1) contains some technical parts that could be moved to appendices, making the paper more readable.

1) In the footnote in page 9 it is said that $\tau_m(\lambda)$ is the monodromy matrix and $T_m(\lambda)$ is the transfer matrix. Please correct, the notation is the opposite.

2) The standard RTT equation is formulated in terms of the "universal" R matrix that satisfies the Yang-Baxter eq. in the form

R12(u) R13(u+v) R23(v) = R23(v) R13(u+v) R12(u)

that differs from the one given in eq. (19) that corresponds to "braiding" R matrices. A comment on this issue will be welcome.

3) Section 2.4 is devoted to the inhomogenous model is interesting but a bit technical. I would suggest the authors to move some parts to an appendix to make the manuscript more readable.

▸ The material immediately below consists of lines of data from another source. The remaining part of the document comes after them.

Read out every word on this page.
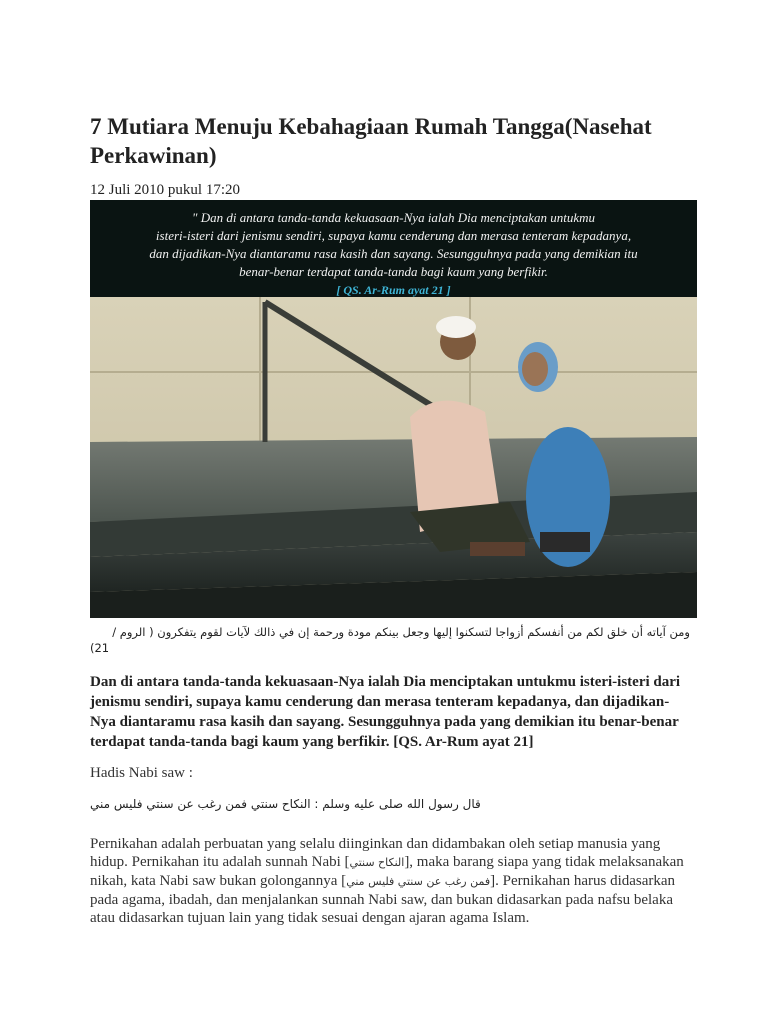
7 Mutiara Menuju Kebahagiaan Rumah Tangga(Nasehat Perkawinan)
12 Juli 2010 pukul 17:20
" Dan di antara tanda-tanda kekuasaan-Nya ialah Dia menciptakan untukmu
isteri-isteri dari jenismu sendiri, supaya kamu cenderung dan merasa tenteram kepadanya,
dan dijadikan-Nya diantaramu rasa kasih dan sayang. Sesungguhnya pada yang demikian itu
benar-benar terdapat tanda-tanda bagi kaum yang berfikir.
[ QS. Ar-Rum ayat 21 ]
ومن آياته أن خلق لكم من أنفسكم أزواجا لتسكنوا إليها وجعل بينكم مودة ورحمة إن في ذالك لآيات لقوم يتفكرون ( الروم /
(21
Dan di antara tanda-tanda kekuasaan-Nya ialah Dia menciptakan untukmu isteri-isteri dari jenismu sendiri, supaya kamu cenderung dan merasa tenteram kepadanya, dan dijadikan-Nya diantaramu rasa kasih dan sayang. Sesungguhnya pada yang demikian itu benar-benar terdapat tanda-tanda bagi kaum yang berfikir. [QS. Ar-Rum ayat 21]
Hadis Nabi saw :
قال رسول الله صلى عليه وسلم : النكاح سنتي فمن رغب عن سنتي فليس مني

Pernikahan adalah perbuatan yang selalu diinginkan dan didambakan oleh setiap manusia yang hidup. Pernikahan itu adalah sunnah Nabi [النكاح سنتي], maka barang siapa yang tidak melaksanakan nikah, kata Nabi saw bukan golongannya [فمن رغب عن سنتي فليس مني]. Pernikahan harus didasarkan pada agama, ibadah, dan menjalankan sunnah Nabi saw, dan bukan didasarkan pada nafsu belaka atau didasarkan tujuan lain yang tidak sesuai dengan ajaran agama Islam.
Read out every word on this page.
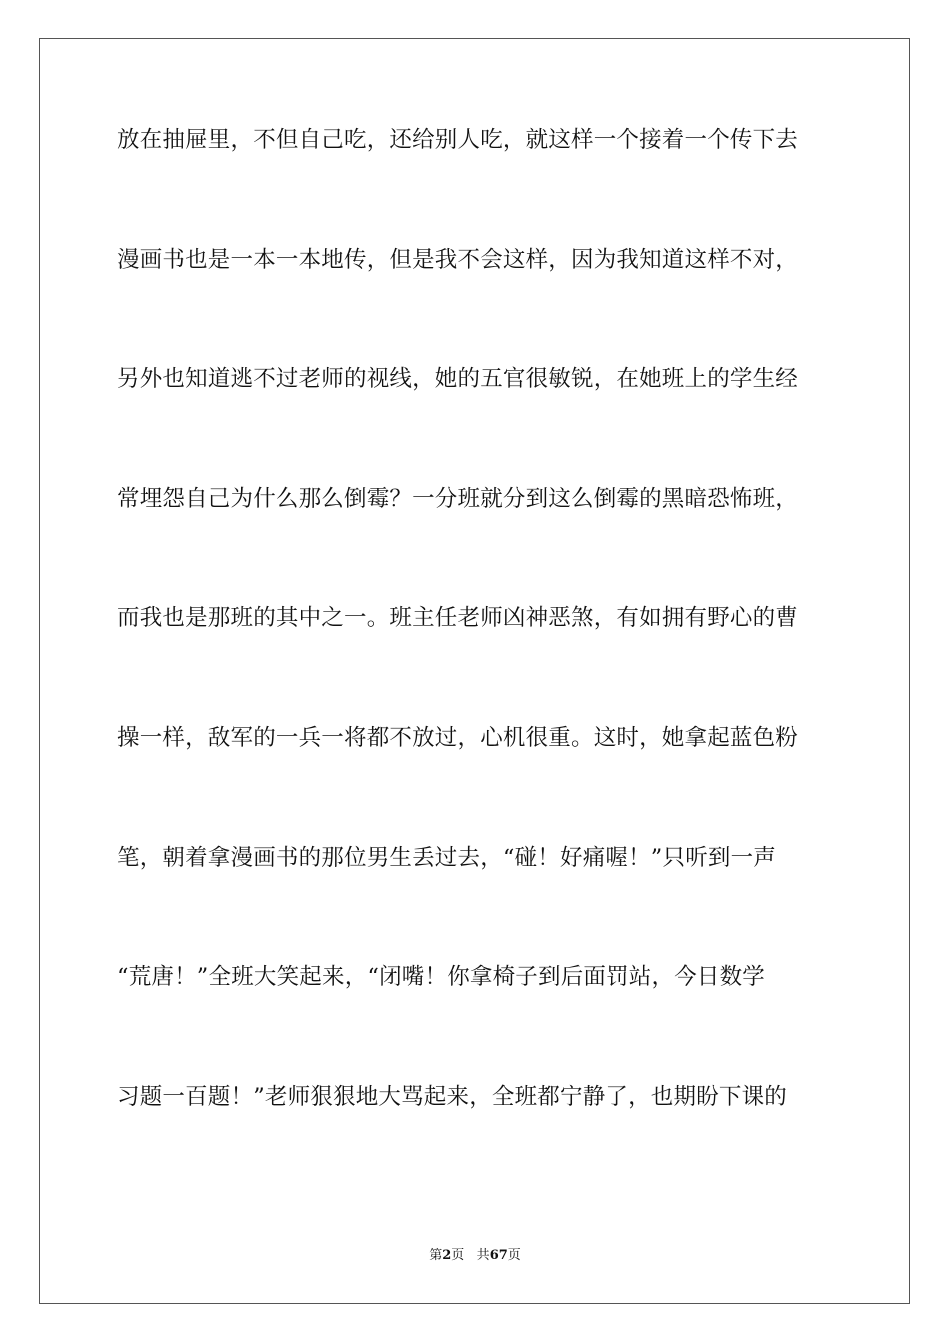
放在抽屉里，不但自己吃，还给别人吃，就这样一个接着一个传下去
漫画书也是一本一本地传，但是我不会这样，因为我知道这样不对，
另外也知道逃不过老师的视线，她的五官很敏锐，在她班上的学生经
常埋怨自己为什么那么倒霉？一分班就分到这么倒霉的黑暗恐怖班，
而我也是那班的其中之一。班主任老师凶神恶煞，有如拥有野心的曹
操一样，敌军的一兵一将都不放过，心机很重。这时，她拿起蓝色粉
笔，朝着拿漫画书的那位男生丢过去，“碰！好痛喔！”只听到一声
“荒唐！”全班大笑起来，“闭嘴！你拿椅子到后面罚站，今日数学
习题一百题！”老师狠狠地大骂起来，全班都宁静了，也期盼下课的
第2页 共67页
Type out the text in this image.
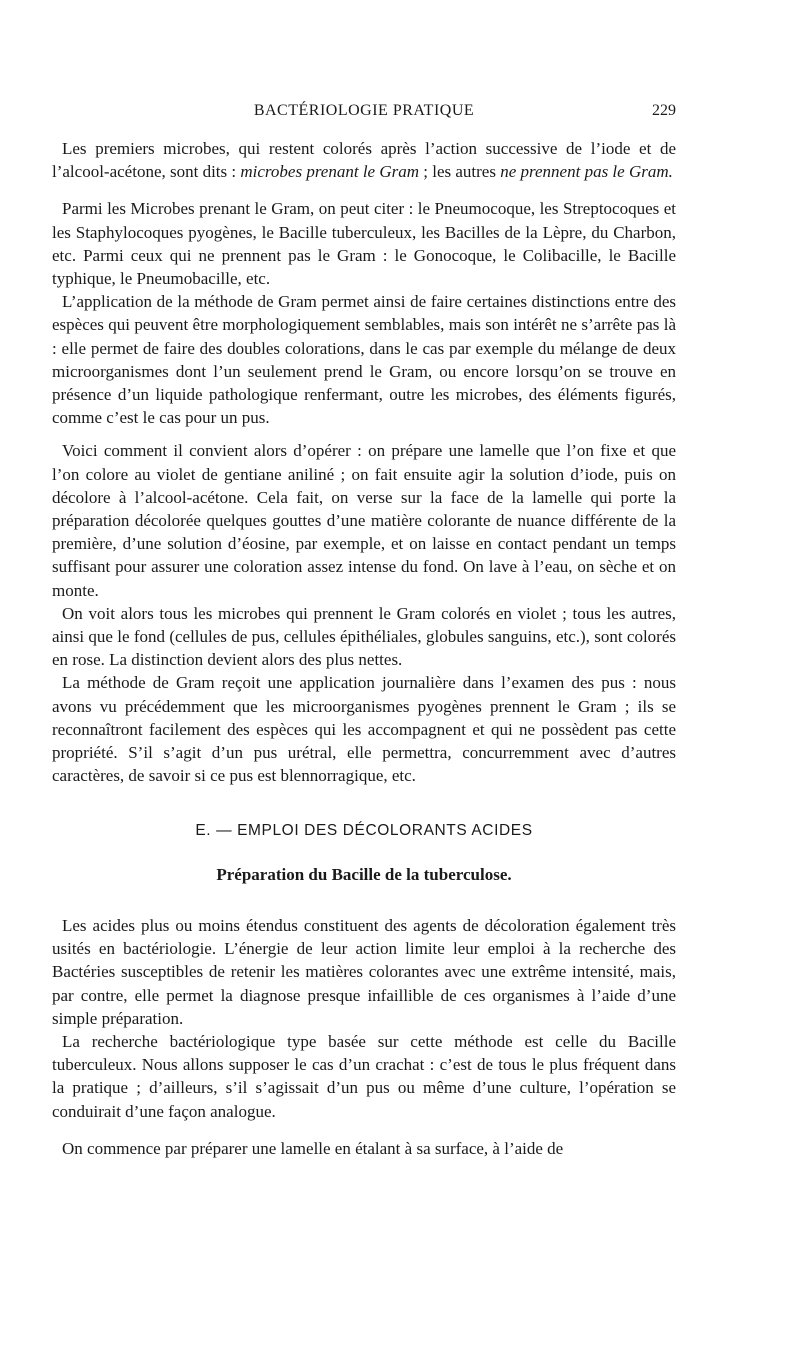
BACTÉRIOLOGIE PRATIQUE	229

Les premiers microbes, qui restent colorés après l’action successive de l’iode et de l’alcool-acétone, sont dits : microbes prenant le Gram ; les autres ne prennent pas le Gram.

Parmi les Microbes prenant le Gram, on peut citer : le Pneumocoque, les Streptocoques et les Staphylocoques pyogènes, le Bacille tuberculeux, les Bacilles de la Lèpre, du Charbon, etc. Parmi ceux qui ne prennent pas le Gram : le Gonocoque, le Colibacille, le Bacille typhique, le Pneumobacille, etc.

L’application de la méthode de Gram permet ainsi de faire certaines distinctions entre des espèces qui peuvent être morphologiquement semblables, mais son intérêt ne s’arrête pas là : elle permet de faire des doubles colorations, dans le cas par exemple du mélange de deux microorganismes dont l’un seulement prend le Gram, ou encore lorsqu’on se trouve en présence d’un liquide pathologique renfermant, outre les microbes, des éléments figurés, comme c’est le cas pour un pus.

Voici comment il convient alors d’opérer : on prépare une lamelle que l’on fixe et que l’on colore au violet de gentiane aniliné ; on fait ensuite agir la solution d’iode, puis on décolore à l’alcool-acétone. Cela fait, on verse sur la face de la lamelle qui porte la préparation décolorée quelques gouttes d’une matière colorante de nuance différente de la première, d’une solution d’éosine, par exemple, et on laisse en contact pendant un temps suffisant pour assurer une coloration assez intense du fond. On lave à l’eau, on sèche et on monte.

On voit alors tous les microbes qui prennent le Gram colorés en violet ; tous les autres, ainsi que le fond (cellules de pus, cellules épithéliales, globules sanguins, etc.), sont colorés en rose. La distinction devient alors des plus nettes.

La méthode de Gram reçoit une application journalière dans l’examen des pus : nous avons vu précédemment que les microorganismes pyogènes prennent le Gram ; ils se reconnaîtront facilement des espèces qui les accompagnent et qui ne possèdent pas cette propriété. S’il s’agit d’un pus urétral, elle permettra, concurremment avec d’autres caractères, de savoir si ce pus est blennorragique, etc.

E. — EMPLOI DES DÉCOLORANTS ACIDES
Préparation du Bacille de la tuberculose.

Les acides plus ou moins étendus constituent des agents de décoloration également très usités en bactériologie. L’énergie de leur action limite leur emploi à la recherche des Bactéries susceptibles de retenir les matières colorantes avec une extrême intensité, mais, par contre, elle permet la diagnose presque infaillible de ces organismes à l’aide d’une simple préparation.

La recherche bactériologique type basée sur cette méthode est celle du Bacille tuberculeux. Nous allons supposer le cas d’un crachat : c’est de tous le plus fréquent dans la pratique ; d’ailleurs, s’il s’agissait d’un pus ou même d’une culture, l’opération se conduirait d’une façon analogue.

On commence par préparer une lamelle en étalant à sa surface, à l’aide de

4) In page 17 it is explained why the Bethe eq. for the roots is the same as those for the spin 1 - XXX model of Babujian and Taktajan. Is there a relation between this derivation and the one in reference Kulish, Resehtikhin and Sklyanin, Lett. Matt. Phys. 5, 393 (1981) where the R matrices for higher spins are derived using the spin 1/2 R -matrix?

5) I would be helpful for the reader to provide the form of the BAE for a generic spin S, so that the statement that eq.(42) is the case S=1, will be readily understood.